Cleveland past and present is very well handled. I do wish that more time had been spent on the great revival that has taken place in that city. We go from a "city of light" to a dark period of a city everyone would make jokes about on talk shows and in books. The city has gone through a great revival and this is to be celebrated.
Summer of Shadows gave me so much more! First, it is a great baseball book about the 1954 Cleveland Indians, the team that set the American League record for wins prior to flaming out in the World Series. Jonathan Knight captures the essence of the team and its journey, giving us enough in-game action without burying us in statistical detail. The author's gift for making scene and character come alive in tightly-written paragraphs is truly exceptional; the two chapters devoted to the doubleheader conquest of the evil Yankees are baseball writing at its best.

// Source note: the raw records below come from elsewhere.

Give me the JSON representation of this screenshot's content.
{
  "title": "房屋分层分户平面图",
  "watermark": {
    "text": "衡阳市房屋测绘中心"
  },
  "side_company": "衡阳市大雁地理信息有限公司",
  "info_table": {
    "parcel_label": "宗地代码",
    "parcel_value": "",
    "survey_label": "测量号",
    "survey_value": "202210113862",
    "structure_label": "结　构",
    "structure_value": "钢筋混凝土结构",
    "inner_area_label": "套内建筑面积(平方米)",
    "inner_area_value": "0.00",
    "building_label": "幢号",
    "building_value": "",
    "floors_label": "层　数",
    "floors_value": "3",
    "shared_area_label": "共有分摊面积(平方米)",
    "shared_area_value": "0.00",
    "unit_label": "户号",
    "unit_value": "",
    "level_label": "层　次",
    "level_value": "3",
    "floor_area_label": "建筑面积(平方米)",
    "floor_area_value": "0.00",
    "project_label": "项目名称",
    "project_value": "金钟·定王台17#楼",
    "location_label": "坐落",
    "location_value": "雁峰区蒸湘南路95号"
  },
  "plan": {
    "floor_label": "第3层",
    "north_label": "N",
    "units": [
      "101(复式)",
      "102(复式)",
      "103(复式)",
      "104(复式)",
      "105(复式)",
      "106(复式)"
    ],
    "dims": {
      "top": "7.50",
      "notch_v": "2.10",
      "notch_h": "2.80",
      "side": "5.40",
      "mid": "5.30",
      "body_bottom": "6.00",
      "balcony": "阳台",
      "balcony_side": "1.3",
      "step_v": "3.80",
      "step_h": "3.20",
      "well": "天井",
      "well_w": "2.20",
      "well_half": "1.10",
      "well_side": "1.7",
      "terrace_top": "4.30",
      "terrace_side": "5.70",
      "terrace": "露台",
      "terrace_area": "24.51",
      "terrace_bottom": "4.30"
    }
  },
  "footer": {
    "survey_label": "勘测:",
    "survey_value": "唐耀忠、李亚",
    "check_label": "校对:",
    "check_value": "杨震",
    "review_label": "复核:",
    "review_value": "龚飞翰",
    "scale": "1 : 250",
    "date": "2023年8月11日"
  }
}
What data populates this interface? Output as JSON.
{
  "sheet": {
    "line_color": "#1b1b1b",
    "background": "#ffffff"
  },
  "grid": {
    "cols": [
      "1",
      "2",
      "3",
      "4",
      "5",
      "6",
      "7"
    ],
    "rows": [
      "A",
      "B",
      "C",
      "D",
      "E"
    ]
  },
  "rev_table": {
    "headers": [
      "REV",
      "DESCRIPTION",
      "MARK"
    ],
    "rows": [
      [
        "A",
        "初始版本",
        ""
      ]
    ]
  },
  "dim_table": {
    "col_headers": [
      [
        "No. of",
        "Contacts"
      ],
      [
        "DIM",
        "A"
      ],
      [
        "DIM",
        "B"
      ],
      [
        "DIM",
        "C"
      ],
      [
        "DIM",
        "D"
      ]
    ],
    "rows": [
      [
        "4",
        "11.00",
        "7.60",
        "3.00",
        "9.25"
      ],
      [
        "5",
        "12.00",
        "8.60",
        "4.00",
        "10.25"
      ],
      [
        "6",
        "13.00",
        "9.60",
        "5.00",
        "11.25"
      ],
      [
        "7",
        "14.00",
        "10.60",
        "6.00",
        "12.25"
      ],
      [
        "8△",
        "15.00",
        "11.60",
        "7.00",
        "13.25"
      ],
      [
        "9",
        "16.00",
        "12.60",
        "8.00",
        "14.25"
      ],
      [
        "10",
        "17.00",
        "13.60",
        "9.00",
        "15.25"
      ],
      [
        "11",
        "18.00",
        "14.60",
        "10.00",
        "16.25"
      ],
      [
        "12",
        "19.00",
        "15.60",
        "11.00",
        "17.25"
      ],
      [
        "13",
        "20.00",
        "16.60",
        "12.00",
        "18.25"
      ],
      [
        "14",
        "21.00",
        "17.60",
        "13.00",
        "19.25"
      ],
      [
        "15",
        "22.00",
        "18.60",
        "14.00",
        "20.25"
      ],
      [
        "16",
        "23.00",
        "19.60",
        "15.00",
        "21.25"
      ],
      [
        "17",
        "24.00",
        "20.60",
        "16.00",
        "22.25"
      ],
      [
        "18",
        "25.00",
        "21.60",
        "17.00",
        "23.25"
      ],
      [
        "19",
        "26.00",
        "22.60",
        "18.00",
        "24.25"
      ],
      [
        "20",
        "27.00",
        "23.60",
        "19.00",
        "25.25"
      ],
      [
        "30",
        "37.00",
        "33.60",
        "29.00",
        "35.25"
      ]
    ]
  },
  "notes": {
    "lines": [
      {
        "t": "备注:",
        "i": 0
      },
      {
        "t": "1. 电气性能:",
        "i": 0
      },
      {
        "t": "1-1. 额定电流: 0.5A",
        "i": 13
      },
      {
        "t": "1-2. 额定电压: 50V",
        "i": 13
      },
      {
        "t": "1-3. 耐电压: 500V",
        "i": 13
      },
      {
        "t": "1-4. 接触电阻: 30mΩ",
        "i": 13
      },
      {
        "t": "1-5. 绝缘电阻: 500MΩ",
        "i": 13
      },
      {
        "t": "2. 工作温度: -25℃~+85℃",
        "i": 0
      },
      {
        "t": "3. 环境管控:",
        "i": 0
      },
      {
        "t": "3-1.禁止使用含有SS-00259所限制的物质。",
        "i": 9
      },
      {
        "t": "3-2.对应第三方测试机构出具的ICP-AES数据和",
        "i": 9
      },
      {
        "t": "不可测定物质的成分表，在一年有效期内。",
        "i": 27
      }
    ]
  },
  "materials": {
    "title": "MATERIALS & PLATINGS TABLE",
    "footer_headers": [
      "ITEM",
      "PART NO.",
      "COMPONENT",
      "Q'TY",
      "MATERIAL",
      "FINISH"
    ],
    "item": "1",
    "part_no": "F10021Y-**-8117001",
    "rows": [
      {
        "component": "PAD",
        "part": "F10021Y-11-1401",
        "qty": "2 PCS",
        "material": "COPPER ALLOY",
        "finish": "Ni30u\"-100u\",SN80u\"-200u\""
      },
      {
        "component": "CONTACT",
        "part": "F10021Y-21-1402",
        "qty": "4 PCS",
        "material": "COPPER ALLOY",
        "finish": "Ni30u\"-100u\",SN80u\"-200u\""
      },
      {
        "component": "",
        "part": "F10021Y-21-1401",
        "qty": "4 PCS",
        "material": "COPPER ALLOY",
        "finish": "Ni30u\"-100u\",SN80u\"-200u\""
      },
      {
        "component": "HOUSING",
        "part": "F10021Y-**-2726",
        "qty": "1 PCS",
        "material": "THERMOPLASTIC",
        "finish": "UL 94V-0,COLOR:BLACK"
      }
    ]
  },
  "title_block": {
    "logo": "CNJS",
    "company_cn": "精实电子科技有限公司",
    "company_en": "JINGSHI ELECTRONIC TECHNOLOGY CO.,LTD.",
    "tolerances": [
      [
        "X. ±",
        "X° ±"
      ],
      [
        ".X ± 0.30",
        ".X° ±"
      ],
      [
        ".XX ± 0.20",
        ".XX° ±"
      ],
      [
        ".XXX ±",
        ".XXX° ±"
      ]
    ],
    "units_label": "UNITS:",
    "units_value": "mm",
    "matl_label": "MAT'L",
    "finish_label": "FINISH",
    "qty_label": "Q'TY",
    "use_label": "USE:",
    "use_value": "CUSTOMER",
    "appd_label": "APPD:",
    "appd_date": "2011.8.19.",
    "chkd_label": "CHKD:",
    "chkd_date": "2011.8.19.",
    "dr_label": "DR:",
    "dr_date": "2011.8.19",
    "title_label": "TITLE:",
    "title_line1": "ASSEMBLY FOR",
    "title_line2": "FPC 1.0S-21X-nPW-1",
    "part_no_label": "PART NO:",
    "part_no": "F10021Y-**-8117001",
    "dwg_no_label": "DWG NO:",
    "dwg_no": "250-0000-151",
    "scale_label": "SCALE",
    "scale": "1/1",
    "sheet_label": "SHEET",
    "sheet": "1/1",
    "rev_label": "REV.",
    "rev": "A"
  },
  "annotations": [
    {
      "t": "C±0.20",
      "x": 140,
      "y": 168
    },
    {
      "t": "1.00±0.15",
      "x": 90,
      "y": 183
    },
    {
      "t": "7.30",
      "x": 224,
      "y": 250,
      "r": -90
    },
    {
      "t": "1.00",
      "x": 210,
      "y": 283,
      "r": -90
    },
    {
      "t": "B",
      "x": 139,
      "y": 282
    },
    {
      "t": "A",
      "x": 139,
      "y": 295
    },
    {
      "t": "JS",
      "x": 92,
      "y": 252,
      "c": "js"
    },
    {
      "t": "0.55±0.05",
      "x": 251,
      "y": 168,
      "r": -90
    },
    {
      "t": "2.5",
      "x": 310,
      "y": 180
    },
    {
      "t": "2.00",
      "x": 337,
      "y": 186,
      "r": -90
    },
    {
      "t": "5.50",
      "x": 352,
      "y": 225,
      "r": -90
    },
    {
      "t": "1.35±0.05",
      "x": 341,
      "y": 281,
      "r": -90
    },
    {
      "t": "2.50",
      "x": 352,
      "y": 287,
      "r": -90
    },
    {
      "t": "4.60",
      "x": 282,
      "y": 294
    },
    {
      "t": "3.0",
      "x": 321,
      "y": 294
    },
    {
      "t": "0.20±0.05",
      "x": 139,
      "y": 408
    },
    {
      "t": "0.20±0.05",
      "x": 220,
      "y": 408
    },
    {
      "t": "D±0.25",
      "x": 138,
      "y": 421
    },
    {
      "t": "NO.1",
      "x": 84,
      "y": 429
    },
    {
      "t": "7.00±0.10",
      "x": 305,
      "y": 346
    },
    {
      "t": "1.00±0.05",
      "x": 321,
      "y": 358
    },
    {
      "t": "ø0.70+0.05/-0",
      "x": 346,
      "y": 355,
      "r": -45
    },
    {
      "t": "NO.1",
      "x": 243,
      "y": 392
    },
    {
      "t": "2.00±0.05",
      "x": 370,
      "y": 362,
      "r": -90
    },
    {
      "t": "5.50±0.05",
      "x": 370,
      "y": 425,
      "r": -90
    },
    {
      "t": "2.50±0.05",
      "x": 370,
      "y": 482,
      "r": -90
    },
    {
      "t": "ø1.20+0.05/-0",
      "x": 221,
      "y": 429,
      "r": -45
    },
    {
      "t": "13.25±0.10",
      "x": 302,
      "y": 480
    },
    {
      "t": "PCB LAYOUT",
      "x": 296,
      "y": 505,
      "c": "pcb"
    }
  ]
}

But Mr. Knight does not limit his talents to the ultimately disappointing history of the Indians. That summer also featured the murder of the young wife of a physician by the name of Sam Sheppard, whose story gripped Cleveland as tightly as the pennant race. Knight uses this tragic but compelling tale of "newspaper justice" to draw attention to the elements that drove a once-great city ("The Best Location in the Nation") into moral and physical decline. The goal is ambitious, the challenge significant, but Mr. Knight pulls it off with aplomb. Never once did I feel that he was stretching too hard to weave these three superficially disparate themes together; instead, his mastery of narrative provides us with a tight, page-turning story that is difficult to put down and consistently stimulates thought and emotion. We enter a time of both innocence and naiveté at the start of 1954 and leave it with a greater understanding of the cultural causes behind Cleveland's tragic decline, much of which lies in the darker side of human nature.
There are few books I bother to re-read, but Summer of Shadows will definitely make that exclusive list.